Chancellor Jeremy Hunt is set to unveil sweeping reforms to the pension market to give British workers a “pot for life” as he pushes forward with an agenda to unlock retirement capital for economic growth.

At present, employers are obliged to automatically enrol eligible new staff into a retirement scheme, chosen by the company.

This requirement has resulted in tens of millions of small pension pots building up in the system, as workers move jobs and switch to their new employer’s scheme.

Measures to be outlined by Hunt in the Autumn Statement on Wednesday will give a worker the right to nominate the pension scheme that their employer pays contributions to — a similar approach taken by countries such as Australia.

“British workers deserve to get the most out of their pensions, so we will make it easier for employees to keep track of their hard-earned savings,” said a Treasury insider.

“Helping people keep the same pension pot will stop billions of pounds being needlessly lost and make sure tomorrow’s pensioners benefit from every penny they save.”

Under the current system, employers are responsible for ensuring workers are enrolled into a good value scheme. There are concerns that a shift to a “pot for life” approach could result in people choosing poorer quality pension plans.

Steve Webb, former pensions minister and now partner with LCP, the actuarial consultants, said: “I think this is a terrible idea. It could lead to a fragmentation of the pension system. Lower earners risk being left worse off if they can no longer access a good value workplace pension.”

The measure — to be outlined in a call for evidence — comes as Hunt seeks to unlock tens of billions of pounds of retirement fund cash to help boost investment in the economy.

The chancellor has adopted his so-called Mansion House reforms as part of a drive to boost the amount of UK pension savings invested in the British economy, particularly in privately held companies and fast-growing businesses.

Hunt will also announce a new “growth fund” to be established within the British Business Bank to help facilitate investment by UK pension funds into high-growth start-ups.

Meanwhile, Hunt told the CBI annual conference on Monday that his Autumn Statement would feature measures to “unlock business investment and close the gap with countries like France, Germany and the US”.

That would include a “complete overhaul of the planning system” so that companies could get refunds on planning applications if they were not dealt with within the relevant timeframe.

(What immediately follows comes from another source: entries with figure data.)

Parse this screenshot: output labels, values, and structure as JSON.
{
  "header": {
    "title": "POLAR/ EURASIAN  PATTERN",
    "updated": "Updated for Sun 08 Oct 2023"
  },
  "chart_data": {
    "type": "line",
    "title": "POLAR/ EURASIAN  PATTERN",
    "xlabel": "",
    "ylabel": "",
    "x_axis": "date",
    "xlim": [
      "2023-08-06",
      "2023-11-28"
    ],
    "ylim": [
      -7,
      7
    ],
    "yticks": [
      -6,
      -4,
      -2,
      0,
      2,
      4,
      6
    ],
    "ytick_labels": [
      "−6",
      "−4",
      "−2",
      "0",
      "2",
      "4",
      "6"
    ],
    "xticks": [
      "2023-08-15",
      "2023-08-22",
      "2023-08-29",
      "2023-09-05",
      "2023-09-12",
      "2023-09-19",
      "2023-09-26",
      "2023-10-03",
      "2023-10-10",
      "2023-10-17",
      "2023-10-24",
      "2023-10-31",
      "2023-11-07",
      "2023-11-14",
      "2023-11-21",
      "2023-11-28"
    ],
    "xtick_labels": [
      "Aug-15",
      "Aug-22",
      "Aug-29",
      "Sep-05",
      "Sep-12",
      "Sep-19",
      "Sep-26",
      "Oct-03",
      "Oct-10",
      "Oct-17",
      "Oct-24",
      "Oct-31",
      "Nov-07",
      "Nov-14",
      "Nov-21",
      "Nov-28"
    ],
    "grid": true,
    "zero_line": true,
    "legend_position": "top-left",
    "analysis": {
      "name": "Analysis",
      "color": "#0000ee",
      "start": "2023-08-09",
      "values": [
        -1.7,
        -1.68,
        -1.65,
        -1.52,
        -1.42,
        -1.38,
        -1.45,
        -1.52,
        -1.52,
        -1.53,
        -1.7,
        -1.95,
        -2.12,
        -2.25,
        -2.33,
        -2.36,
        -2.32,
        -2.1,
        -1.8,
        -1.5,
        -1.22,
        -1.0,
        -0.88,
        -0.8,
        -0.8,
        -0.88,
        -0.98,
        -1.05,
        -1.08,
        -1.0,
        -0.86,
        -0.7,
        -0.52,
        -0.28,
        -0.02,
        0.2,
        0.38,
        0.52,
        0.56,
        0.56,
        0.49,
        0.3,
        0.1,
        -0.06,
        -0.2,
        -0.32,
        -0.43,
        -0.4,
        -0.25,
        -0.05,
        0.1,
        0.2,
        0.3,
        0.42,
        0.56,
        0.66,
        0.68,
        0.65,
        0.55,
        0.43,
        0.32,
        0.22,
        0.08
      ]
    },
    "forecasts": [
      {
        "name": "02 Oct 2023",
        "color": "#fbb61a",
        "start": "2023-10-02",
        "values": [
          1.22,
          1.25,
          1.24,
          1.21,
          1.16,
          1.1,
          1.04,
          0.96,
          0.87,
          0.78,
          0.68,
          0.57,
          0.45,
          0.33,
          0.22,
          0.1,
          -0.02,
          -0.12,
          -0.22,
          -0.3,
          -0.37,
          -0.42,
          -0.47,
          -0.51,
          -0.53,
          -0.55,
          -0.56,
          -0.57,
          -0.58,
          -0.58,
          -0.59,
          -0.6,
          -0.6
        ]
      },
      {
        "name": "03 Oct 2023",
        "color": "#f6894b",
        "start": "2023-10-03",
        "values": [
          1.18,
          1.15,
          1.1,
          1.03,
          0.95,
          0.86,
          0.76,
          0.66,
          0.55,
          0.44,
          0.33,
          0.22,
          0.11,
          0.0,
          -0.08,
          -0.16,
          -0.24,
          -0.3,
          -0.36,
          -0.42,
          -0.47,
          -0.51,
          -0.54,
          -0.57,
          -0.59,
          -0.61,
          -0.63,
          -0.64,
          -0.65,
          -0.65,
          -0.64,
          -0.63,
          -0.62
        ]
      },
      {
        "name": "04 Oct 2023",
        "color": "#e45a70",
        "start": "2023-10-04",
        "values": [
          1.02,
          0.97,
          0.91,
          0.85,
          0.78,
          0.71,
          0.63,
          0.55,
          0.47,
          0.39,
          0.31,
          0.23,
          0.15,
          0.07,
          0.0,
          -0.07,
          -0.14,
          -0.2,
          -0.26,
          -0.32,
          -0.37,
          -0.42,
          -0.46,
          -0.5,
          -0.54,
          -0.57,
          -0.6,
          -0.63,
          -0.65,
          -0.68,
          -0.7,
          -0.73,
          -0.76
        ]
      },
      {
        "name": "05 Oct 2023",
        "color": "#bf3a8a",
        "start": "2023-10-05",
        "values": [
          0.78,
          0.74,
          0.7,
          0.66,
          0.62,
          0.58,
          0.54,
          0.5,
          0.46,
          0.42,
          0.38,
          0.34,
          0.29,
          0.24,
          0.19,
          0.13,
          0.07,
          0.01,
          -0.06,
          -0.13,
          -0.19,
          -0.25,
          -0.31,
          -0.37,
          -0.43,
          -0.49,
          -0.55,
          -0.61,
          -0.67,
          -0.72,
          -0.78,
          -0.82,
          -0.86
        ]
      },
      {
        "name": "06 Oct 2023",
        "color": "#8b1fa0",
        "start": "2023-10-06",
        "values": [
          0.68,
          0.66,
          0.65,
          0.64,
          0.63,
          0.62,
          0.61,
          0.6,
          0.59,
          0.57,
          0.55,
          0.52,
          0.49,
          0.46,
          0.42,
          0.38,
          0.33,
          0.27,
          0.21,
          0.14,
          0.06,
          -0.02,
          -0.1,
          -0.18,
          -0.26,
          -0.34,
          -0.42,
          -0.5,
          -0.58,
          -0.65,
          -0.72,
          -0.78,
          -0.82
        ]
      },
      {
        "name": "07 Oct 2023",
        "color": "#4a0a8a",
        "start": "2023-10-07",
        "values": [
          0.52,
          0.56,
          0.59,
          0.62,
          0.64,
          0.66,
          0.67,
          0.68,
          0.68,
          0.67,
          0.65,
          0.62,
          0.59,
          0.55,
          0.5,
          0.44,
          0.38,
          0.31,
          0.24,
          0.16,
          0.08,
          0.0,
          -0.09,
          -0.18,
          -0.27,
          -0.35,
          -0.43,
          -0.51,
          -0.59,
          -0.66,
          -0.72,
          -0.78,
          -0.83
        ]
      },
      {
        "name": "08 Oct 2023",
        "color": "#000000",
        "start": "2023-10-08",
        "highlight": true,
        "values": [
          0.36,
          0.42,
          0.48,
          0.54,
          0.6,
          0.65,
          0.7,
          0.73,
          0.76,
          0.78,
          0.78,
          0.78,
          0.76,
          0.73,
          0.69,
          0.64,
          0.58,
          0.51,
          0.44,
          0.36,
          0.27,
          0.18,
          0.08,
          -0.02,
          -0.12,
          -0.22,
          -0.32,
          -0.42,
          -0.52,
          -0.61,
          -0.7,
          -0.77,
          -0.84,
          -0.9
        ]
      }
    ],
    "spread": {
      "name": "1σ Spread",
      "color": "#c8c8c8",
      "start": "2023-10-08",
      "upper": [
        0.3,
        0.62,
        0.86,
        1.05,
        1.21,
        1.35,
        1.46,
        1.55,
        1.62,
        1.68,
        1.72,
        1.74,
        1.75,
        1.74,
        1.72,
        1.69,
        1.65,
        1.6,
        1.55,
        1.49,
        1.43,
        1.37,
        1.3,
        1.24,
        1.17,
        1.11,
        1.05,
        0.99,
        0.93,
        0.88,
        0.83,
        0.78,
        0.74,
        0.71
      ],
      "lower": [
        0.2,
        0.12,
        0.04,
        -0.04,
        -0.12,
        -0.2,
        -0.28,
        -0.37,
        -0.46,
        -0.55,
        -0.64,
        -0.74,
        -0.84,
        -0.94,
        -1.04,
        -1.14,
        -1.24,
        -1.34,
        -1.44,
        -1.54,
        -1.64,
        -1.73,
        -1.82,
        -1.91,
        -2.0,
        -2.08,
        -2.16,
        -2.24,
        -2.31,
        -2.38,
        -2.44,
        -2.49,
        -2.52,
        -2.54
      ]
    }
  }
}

Hunt said he wanted to “shake off some of the defeatism and pessimism” about the UK economy. One initiative would see the Treasury inject £20mn into universities to foster more “spinout” companies from research done on campus.

The Treasury said the chancellor would accept in full the recommendations made by an independent review — led by academic Irene Tracey and venture capitalist Andrew Williamson — on how to develop university spinouts. These include the adoption of more standardised deal terms when private investors take a stake.

The £20mn will fund “proof of concept” studies at universities, said Williamson. They would show venture capitalists that a research project has commercial spinout potential, often by carrying out more lab experiments. “These studies typically cost just a couple of hundred thousand pounds, so the new money should help a significant number of companies to get started,” he said.

Big UK research universities have significant venture capital operations. For example, Oxford Science Enterprises, the Oxford university fund, has £850mn under management.

Separately, shadow chancellor Rachel Reeves convened the first meeting on Monday of Labour’s “British Infrastructure Council” — including executives from BlackRock, Fidelity and HSBC — designed to shoehorn City of London cash into UK infrastructure.

Labour said the meeting, which took place at M&G’s offices in the City, discussed issues including the potential for new financing mechanisms for infrastructure to deliver “viable investment models”.

Plans for the council, which will meet every six months, were meant to be announced at the Labour party conference last month but this was delayed after senior Conservative figures intervened and told the companies involved the timing was too political.